Sally walked behind Miss Gordon. She looked down at her feet: at her oversized shoes moving her on, one step after another. She thought of Mary, Queen of Scots climbing the scaffold.

‘We'll sit here,' Miss Gordon proclaimed, swinging her
substantial
weight into one of the little chairs. She looked at Sally. ‘You've gone very pale,' she said, noticing finally. ‘This is nothing to get alarmed about, Sally. You look quite … unwell.'

‘Do I?'

‘Yes,' said Miss Gordon. She frowned, paused, drew in her breath and then pulled an envelope out of her pocket. Sally was reminded of the conjuring tricks she had seen once, years before, at a children's party.

‘It's just a phone message from your father,' Miss Gordon said.

Sally's heart thumped on.

‘The secretary kindly made a note of what he said and said she would pass it on. So here I am,' said Miss Gordon, ‘passing it on. Aren't I the lucky one?'

‘Right.' 

Sally took the note from the amused Miss Gordon. It had been sealed in the envelope, but someone,
someone,
had unsealed it.

MESSAGE FOR SALLY TUTTLE (4F) FROM HER DAD. REMEMBER TO LEAVE AT TWO THIRTY FOR DENTAL APPOINTMENT.

‘OK?' Miss Gordon said, the small smile struggling not to appear on her face.

Miss Gordon had, Sally felt, always thought that she was slightly ridiculous – not really worth the generous bursary bestowed upon her – and here was the proof.
A father who sends messages about dental appointments! And what does the father do? The father is a postman!
Most of the girls who went to Sally's school had parents with proper jobs. Solicitors. Doctors.
Dentists.
Accountants, like Rowena Cresswell's dad. Diplomats: there was even a diplomat! Miss Gordon looked at Sally, her eyes small and twinkling and mud-coloured behind her glasses. She had a large, upholstered bosom behind a stiff grey jacket. Sally was aware of the pulse inside her head, of her heartbeat, of her ten fingers clutched into cold fists in her lap.

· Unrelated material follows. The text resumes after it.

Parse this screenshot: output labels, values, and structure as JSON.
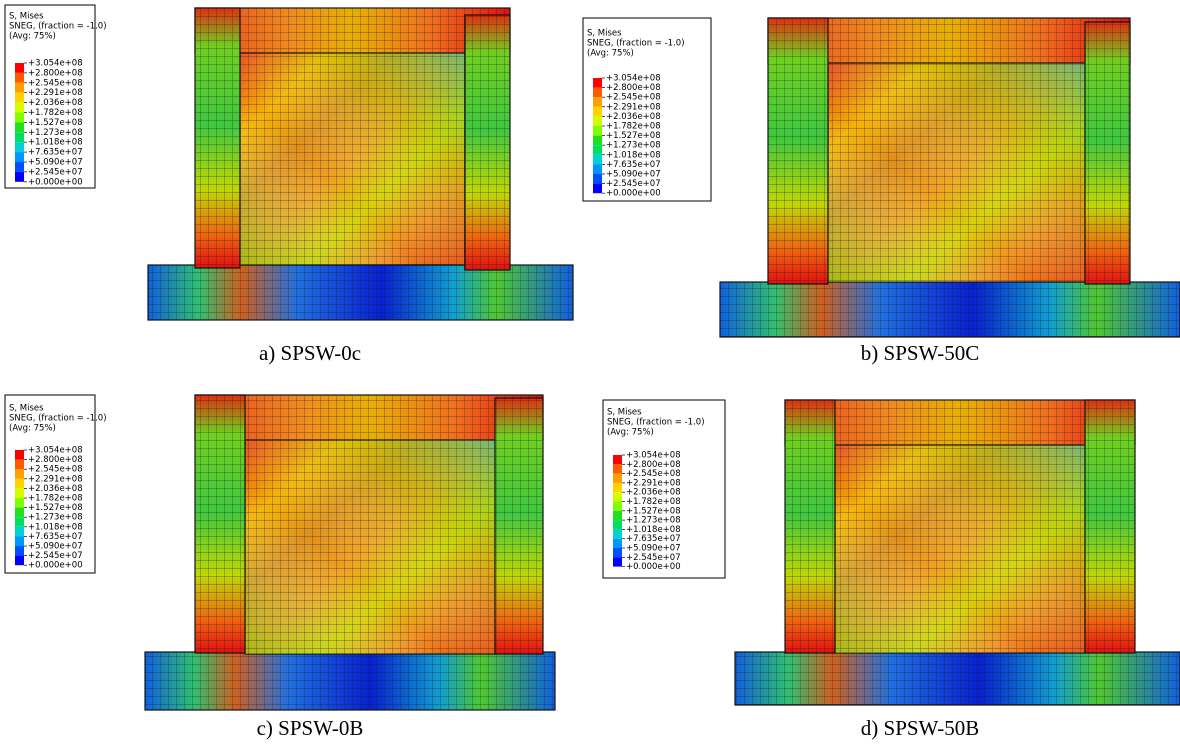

It was not her father who had phoned to leave that message. That message was a ruse. And now she had nowhere to place her fear of discovery. She felt as if she might be sick.

‘Not earth-shattering then?' Miss Gordon asked.

‘No.'

Miss Gordon composed herself and continued. ‘You still look terribly guilty about something, though, Sally Tuttle. Any dark secrets we should know about?'

‘No. None at all.'

‘That's all right, then,' said Miss Gordon.